Billy Mitchell’s War With The Navy: The Interwar Rivalry Over Air Power by Thomas Wildenberg, Naval Institute Press, Annapolis, Md., 2013, $34.95
Brigadier General William Mitchell has been controversial since 1919, when he first began to publicly advocate for a separate and unified aviation branch of the U.S. military services. Like many of Billy Mitchell’s ideas, it did not originate with him. The British had already established an autonomous Royal Air Force by combining the army’s Royal Flying Corps with the Royal Naval Air Service in 1918.
During the 1920s, Mitchell continued to campaign vociferously for an independent U.S. air force, simultaneously infuriating the Navy by arguing that airplanes rendered the fleet obsolete. He managed to antagonize the Army hierarchy as well, eventually leading to the highly publicized court-martial for insubordination that ended his military career in 1926.
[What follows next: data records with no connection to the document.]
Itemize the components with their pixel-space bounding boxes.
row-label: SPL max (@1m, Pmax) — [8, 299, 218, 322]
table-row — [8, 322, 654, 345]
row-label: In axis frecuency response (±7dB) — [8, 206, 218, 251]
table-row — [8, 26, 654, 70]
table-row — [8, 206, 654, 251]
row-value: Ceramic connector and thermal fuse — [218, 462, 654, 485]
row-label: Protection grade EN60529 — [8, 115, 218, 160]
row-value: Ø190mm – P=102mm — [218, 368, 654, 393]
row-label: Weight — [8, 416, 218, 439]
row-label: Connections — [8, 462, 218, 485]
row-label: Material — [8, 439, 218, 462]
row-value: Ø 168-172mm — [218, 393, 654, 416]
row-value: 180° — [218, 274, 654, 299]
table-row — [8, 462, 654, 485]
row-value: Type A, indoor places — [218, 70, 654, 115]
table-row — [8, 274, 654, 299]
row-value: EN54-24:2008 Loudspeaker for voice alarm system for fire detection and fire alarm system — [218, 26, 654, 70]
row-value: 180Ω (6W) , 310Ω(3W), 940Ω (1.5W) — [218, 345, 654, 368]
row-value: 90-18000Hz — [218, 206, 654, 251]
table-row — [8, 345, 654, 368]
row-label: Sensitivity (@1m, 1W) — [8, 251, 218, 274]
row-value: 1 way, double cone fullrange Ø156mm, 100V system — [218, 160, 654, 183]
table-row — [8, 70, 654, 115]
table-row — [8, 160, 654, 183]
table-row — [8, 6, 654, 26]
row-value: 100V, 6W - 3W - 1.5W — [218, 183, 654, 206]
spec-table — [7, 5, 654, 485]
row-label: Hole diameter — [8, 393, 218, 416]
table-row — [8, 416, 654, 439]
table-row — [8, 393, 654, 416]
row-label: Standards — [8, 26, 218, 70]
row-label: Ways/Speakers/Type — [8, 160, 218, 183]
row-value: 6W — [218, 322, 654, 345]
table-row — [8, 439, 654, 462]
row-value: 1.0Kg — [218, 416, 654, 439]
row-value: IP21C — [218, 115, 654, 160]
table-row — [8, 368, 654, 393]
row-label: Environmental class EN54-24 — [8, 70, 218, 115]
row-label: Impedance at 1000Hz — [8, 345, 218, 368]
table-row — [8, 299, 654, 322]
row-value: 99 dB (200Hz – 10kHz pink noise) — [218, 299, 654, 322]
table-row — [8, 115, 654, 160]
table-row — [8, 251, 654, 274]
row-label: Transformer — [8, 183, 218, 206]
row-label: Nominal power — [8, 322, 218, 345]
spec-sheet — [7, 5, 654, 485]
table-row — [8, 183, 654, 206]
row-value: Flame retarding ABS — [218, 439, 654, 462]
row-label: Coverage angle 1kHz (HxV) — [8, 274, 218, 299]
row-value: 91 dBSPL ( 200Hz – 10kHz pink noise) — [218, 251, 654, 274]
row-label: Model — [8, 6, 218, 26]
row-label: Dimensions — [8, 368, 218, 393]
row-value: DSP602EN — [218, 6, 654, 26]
Over the years Mitchell has evolved into a virtual patron saint to the U.S. Air Force, the foundation of which he didn’t live to see. That view is not shared by members of the naval aviation community, who—Mitchell’s statements to the contrary—were never in favor of a unified air service. In fact, as Thomas Wildenberg demonstrates, the animus that Mitchell almost single-handedly created between Army and Navy aviation persisted throughout the interwar period.
Billy Mitchell’s War With the Navy is a new account of his role in fomenting that bitter interservice rivalry, as well as the services’ competition over the limited funds then being made available by Congress for aviation development. While the book is meticulously researched, the fact that the author is a retired naval officer, and that it was published by the Naval Institute, makes one suspect the impartiality of at least some of the text. Still, it is a highly readable account of a fascinating period.